The basic engine in Prolog consists of solve, resolution and unify. Give the algorithm for the first two.

Answer: 

solve (goals) =
  if goals is empty then succeed()
  else 
    for each rule R
      solve(resolution(rename(R),goals))
    repeat on failure

resolution (head:conditions,first:rest)
  (unify (head,first))(conditions ++ rest)

optional:
succeed() =
  if user presses return then Done
  else if user presses ';' fail()

Suppose we have the following rules: 

parent(sandy,chris).
parent(pat,aidan).
parent(pat,sandy).
grandparent(X,Z) :- parent(X,Y), parent(Y,Z)
Show what happens when we run: 
solve([grandparent(A,B)])

Answer the following questions:

  1. Why does solve succeed when given an empty list of goals? What is the intuition?
  2. Why does solve rename the variables in the rule before passing it to resolution?
  3. Why does solve not rename the variables in the goals before passing it to resolution?
  4. Why does resolution only unify the head of the rule, not the whole thing?
  5. What happens in resolution when unify fails?
  6. Why do we apply the unifier to the rest of the rule and goal list?
  7. Why do we remove the first goal if unification succeeds?
  8. Why do we add the tail of the rule to the goal list?

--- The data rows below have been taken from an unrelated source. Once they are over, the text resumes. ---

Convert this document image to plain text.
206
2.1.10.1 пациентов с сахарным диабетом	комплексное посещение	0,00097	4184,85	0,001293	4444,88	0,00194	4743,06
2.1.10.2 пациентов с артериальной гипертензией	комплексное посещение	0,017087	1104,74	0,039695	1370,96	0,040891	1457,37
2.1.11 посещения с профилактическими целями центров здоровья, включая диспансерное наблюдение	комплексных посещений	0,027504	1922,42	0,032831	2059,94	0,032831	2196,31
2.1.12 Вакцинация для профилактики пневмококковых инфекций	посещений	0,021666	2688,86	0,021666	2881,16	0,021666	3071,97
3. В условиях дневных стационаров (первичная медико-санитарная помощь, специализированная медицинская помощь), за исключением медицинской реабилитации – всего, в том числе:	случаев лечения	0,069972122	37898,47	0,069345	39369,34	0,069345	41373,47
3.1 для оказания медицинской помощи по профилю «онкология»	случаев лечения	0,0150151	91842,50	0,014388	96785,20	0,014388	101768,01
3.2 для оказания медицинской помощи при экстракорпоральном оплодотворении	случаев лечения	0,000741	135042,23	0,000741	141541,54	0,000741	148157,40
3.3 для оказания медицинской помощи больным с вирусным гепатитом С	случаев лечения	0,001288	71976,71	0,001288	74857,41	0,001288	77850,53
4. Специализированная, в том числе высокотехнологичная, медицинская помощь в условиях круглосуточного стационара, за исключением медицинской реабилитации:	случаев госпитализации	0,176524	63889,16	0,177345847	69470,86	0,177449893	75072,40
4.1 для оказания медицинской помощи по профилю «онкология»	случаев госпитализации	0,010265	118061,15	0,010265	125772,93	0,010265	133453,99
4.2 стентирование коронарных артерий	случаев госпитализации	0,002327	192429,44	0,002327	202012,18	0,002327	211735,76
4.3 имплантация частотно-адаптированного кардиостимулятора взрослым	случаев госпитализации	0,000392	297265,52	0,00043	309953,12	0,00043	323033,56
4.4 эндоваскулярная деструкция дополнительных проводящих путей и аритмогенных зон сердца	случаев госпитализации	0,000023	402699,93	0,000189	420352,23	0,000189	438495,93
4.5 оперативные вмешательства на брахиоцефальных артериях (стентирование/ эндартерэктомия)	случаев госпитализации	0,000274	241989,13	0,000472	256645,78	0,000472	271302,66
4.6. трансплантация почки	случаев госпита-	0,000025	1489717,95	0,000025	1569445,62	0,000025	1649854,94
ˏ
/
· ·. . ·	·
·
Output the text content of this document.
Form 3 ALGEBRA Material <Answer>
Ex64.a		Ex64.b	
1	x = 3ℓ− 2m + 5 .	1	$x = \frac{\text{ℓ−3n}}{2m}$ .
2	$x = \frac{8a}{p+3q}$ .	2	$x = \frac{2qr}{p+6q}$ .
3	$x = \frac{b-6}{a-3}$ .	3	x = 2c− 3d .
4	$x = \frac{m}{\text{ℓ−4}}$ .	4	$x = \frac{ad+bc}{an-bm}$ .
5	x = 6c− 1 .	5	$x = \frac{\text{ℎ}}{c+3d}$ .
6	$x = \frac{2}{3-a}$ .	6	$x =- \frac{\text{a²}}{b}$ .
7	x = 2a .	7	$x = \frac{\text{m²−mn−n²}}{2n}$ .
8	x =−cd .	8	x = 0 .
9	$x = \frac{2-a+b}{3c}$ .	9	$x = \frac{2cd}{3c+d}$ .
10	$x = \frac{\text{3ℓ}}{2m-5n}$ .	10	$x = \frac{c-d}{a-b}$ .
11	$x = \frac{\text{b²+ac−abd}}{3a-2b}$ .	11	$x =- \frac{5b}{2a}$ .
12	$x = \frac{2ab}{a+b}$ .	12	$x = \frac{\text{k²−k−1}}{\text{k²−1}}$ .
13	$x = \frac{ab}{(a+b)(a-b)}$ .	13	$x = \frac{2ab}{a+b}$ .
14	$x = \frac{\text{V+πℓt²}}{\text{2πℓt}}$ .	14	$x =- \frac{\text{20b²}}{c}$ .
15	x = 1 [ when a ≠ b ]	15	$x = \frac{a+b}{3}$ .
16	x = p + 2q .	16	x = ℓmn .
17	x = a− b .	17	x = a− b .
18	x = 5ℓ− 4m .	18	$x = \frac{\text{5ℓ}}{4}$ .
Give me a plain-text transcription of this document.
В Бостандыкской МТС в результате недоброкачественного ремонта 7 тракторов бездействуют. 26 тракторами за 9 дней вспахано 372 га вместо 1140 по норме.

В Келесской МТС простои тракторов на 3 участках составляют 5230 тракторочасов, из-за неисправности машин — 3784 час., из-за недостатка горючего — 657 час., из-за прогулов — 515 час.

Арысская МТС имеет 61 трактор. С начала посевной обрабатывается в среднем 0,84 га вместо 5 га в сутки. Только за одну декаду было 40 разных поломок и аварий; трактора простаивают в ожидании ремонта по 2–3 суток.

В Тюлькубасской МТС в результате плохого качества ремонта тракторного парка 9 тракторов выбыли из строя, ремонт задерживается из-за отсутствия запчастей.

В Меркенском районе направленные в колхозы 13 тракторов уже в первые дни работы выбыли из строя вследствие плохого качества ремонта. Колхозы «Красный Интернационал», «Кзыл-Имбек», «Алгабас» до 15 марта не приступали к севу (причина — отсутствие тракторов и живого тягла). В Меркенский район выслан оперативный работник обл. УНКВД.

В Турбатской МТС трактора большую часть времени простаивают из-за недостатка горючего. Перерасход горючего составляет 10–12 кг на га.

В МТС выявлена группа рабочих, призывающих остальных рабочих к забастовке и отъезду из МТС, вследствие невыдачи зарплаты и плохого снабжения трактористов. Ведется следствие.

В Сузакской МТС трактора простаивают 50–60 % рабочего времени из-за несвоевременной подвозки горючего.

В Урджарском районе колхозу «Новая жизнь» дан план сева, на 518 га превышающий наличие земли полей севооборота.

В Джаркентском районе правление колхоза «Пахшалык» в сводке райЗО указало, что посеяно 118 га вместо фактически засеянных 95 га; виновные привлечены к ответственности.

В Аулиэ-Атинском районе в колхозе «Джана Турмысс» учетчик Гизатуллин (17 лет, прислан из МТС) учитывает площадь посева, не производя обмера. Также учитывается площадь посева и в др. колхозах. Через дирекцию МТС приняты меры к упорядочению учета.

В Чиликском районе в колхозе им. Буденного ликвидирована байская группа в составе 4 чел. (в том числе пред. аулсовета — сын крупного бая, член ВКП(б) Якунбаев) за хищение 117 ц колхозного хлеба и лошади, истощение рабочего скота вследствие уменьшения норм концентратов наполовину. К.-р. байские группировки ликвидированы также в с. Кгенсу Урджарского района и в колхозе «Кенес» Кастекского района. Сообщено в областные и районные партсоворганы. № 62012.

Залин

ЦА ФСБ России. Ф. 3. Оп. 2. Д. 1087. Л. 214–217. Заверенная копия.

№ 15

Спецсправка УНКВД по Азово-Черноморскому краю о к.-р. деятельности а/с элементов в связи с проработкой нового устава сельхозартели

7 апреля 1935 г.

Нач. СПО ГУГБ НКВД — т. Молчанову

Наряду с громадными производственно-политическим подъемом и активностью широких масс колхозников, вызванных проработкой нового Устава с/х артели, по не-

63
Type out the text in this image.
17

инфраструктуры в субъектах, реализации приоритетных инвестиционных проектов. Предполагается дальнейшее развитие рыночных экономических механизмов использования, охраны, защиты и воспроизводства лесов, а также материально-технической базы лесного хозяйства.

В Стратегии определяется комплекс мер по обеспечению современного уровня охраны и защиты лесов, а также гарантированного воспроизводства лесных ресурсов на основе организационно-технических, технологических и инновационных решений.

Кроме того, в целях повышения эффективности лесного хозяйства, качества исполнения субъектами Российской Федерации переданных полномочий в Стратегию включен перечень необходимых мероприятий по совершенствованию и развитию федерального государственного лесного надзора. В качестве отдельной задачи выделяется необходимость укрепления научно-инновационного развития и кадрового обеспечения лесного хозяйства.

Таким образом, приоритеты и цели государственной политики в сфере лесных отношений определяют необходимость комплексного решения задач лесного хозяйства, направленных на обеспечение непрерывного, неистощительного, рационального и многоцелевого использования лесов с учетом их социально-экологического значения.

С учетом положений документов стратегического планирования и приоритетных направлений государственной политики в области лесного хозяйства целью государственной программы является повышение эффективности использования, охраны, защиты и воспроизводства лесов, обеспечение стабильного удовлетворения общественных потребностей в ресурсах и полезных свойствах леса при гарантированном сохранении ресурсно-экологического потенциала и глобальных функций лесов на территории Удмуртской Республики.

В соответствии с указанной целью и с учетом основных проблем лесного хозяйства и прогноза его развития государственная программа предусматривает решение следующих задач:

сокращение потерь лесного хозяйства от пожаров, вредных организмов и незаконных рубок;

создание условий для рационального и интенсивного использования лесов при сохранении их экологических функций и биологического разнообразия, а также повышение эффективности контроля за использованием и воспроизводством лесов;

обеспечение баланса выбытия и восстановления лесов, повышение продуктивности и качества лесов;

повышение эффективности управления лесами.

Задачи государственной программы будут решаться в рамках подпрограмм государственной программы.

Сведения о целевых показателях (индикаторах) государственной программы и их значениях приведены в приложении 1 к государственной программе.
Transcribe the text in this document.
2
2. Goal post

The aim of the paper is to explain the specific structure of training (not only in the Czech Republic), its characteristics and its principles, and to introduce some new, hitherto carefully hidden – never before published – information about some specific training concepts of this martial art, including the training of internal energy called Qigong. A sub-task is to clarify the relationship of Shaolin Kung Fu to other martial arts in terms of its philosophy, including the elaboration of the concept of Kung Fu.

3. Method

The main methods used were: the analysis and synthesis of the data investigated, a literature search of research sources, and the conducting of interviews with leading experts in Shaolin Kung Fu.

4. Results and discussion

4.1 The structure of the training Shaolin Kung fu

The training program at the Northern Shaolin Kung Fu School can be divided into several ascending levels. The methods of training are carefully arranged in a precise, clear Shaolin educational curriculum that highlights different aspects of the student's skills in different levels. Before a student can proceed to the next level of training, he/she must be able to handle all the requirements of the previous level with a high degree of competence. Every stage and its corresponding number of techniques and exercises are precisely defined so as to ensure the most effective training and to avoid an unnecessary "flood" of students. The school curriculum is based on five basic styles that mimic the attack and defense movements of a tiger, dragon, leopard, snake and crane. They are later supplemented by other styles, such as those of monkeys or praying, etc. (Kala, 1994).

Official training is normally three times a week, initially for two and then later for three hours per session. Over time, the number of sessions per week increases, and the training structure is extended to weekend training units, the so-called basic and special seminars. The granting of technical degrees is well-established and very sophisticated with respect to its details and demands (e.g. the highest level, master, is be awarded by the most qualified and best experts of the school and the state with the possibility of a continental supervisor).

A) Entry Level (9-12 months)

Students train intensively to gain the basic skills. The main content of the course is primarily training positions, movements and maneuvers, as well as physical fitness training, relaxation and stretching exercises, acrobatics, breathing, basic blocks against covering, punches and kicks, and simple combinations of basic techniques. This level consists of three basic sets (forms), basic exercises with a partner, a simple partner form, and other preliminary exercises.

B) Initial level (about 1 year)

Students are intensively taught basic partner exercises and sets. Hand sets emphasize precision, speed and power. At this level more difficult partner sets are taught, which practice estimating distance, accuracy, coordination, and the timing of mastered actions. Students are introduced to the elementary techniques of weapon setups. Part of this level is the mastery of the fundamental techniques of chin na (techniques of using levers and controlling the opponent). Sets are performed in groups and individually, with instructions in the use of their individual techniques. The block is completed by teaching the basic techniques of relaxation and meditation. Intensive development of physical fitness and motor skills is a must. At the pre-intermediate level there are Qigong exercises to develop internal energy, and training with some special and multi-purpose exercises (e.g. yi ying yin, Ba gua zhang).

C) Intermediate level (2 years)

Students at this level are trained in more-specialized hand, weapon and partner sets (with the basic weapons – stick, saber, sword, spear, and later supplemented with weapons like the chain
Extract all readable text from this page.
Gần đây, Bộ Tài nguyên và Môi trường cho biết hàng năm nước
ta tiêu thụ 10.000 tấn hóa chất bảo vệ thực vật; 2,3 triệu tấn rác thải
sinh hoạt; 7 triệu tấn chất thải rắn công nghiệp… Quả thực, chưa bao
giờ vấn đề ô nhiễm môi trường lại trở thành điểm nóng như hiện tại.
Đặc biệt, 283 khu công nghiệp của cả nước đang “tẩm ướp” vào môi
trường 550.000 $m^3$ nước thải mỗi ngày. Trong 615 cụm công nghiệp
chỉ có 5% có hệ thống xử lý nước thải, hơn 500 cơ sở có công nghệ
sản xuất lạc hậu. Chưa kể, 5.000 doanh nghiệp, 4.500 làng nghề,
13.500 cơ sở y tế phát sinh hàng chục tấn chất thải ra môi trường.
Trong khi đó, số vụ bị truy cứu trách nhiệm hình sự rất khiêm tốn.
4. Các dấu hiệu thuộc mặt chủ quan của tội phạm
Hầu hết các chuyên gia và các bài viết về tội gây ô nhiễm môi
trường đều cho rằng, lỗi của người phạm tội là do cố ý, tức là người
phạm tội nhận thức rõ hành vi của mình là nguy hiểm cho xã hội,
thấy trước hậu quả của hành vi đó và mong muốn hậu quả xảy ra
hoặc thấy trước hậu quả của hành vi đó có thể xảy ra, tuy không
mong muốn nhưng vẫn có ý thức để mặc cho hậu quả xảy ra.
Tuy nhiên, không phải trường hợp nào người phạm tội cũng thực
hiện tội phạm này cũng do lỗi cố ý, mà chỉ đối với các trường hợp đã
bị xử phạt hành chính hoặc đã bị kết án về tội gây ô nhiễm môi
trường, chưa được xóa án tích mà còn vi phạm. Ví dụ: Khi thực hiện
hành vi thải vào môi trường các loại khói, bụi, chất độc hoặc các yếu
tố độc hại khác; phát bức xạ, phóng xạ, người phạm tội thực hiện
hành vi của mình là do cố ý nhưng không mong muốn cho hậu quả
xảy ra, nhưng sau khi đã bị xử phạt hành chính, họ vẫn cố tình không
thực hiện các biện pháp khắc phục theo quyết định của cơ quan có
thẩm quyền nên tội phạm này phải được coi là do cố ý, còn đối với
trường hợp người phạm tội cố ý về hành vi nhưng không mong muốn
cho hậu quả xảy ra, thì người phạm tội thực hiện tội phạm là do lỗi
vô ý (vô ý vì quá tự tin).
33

More on Resolution and solving

In this section, we are working with a predicate for ``flattening'' a tree where internal nodes have the form branch(V,W) and leaves have the form leaf(X). The flattened form is a list of all the items that show up in leaves. The predicate uses a helper predicate flattenH that takes an extra accumulator list (for efficiency).
  1. Give the results of the following calls to unify:
    1. unify(flattenH(leaf(X1),L1,[X1|L1]),flattenH(T,[],[1,2,3]))
    2. unify(flattenH(branch(V2,W2),L2,N2),flattenH(T,[],[1,2,3]))
    3. unify(flattenH(leaf(X3),L3,[X3|L3]),flattenH(W2,[],M2))
  2. Using the previous calls, give the results of the following calls to resolution:
    1. resolution([flattenH(leaf(X1),L1,[X1|L1])], [flattenH(T,[],[1,2,3])]) 
    2. resolution([flattenH(branch(V2,W2),L2,N2),
            flattenH(W2,L2,M2),
            flattenH(V2,M2,N2)],
           [flattenH(T,[],[1,2,3])])

    3. resolution([flattenH(leaf(X3),L3,[X3|L3])],
           [flattenH(W2,[],M2), flattenH(V2,M2,[1,2,3])])
  3. Using the previous steps to give the whole proof tree trace up to the first success for the following call. Please trace every call to solve, resolution and unify, even ones that fail.
    solve([flattenH(T,[],[1,2,3])])
    Assume the program consists of only the following rules: 
    flattenH(leaf(X),L,[X|L]).
flattenH(branch(V,W),L,N) :- flattenH(W,L,M), flattenH(V,M,N).
  4. After this first success, the proof tree goes on forever without any more success. (Try it in Prolog!) Why?